Presumably, 2017 is where the DCEU learns from its mistakes, as it gives an actual female hero like Wonder Woman her own movie, and lets the Justice League come together under a brighter banner. Yet even if those films pay off, or are even a mild improvement from Batman v Superman and Suicide Squad, there’s still a lot of question marks on DC’s future schedule.

Warner Brothers Pictures

Although X-Men anchor Jackman is leaving that universe on his own terms, and with one giant and bloody victory lap, speculation is building on whether DCEU anchor Ben Affleck is trying to bail completely, and not just as The Batman director. If one of the only generally well liked elements of the DCEU is trying to back himself out of it, it would surely speak volumes, and would be an even greater setback than The Flash losing multiple directors or Zack Snyder delaying a Justice League sequel.

With The Flash and The Batman looking doubtful for a 2018 release, with perhaps two open spots on DC’s 2018 schedule before Aquaman’s release next fall, and with the likes of Gotham City Sirens and the long rumored Man of Steel sequel still looking to find their place, there are quite a few holes to patch up for DC beyond 2017. At least some of them will likely be patched up by the time Wonder Woman and Justice League opens, but if they turn out to be Batman v Superman/Suicide Squad like disappointments, it may not matter much.

The X-Men brain trust is currently trying to patch up its movie future as well, as it works out a sequel without Singer and tries to launch the New Mutants. But at the least, it does have the success of Deadpool and the potential big success of Logan to fall back on right now, which shows that there are still branches of the Fox/Marvel universe with real vision. However, it is still 50/50 at best whether any DCEU branches can say the same, depending on how Wonder Woman and Justice League turn out.

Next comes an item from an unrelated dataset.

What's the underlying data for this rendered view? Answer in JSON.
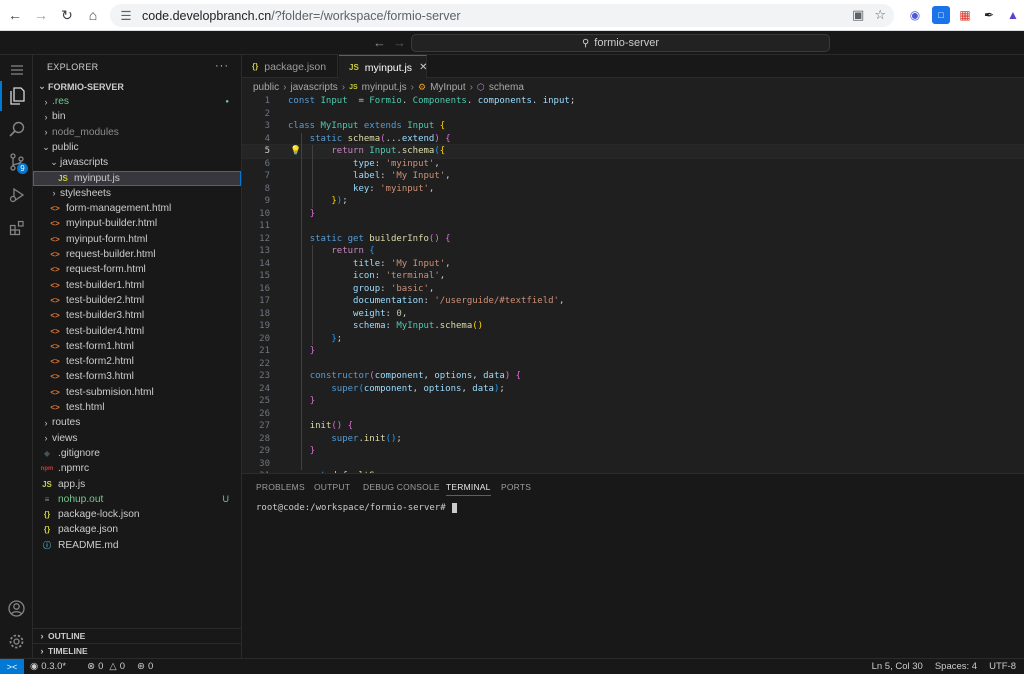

There may well still be a future for the X-Men without Wolverine or Jackman, or even without the younger Charles, Magneto or Mystique. Ideally, the curtain call of Logan and the disappointment of X-Men: Apocalypse should push Fox and Marvel at the crossroads to start over and push the X-Men brand into new territory. Technically, they already proved they could do this with X-Men: First Class and Deadpool, so there is a track record for them to pick themselves up into a new and better direction.

20th Century Fox

The DCEU is too young to have such a track record, and hasn’t inspired confidence that it has the right people in charge to forge one. It didn’t start out with its best foot forward like the X-Men did over 15 years ago, and may not have the stability to keep its biggest star for too much longer. Then again, it did still overcome terrible reviews to have Batman, Superman and the untested Suicide Squad each gross over $300 million domestic last year, unlike the X-Men.

Both major superhero cinematic universes besides the MCU have a lot of problems, and no guarantees that they will be fixed. Nevertheless, Deadpool, Logan, Legion and the prospect of an actual fresh start for X-Men movies gives the X-Men universe more to work with than the DCEU can currently muster. Yet if the same can be said in early 2018, then the DCEU would be in really big trouble.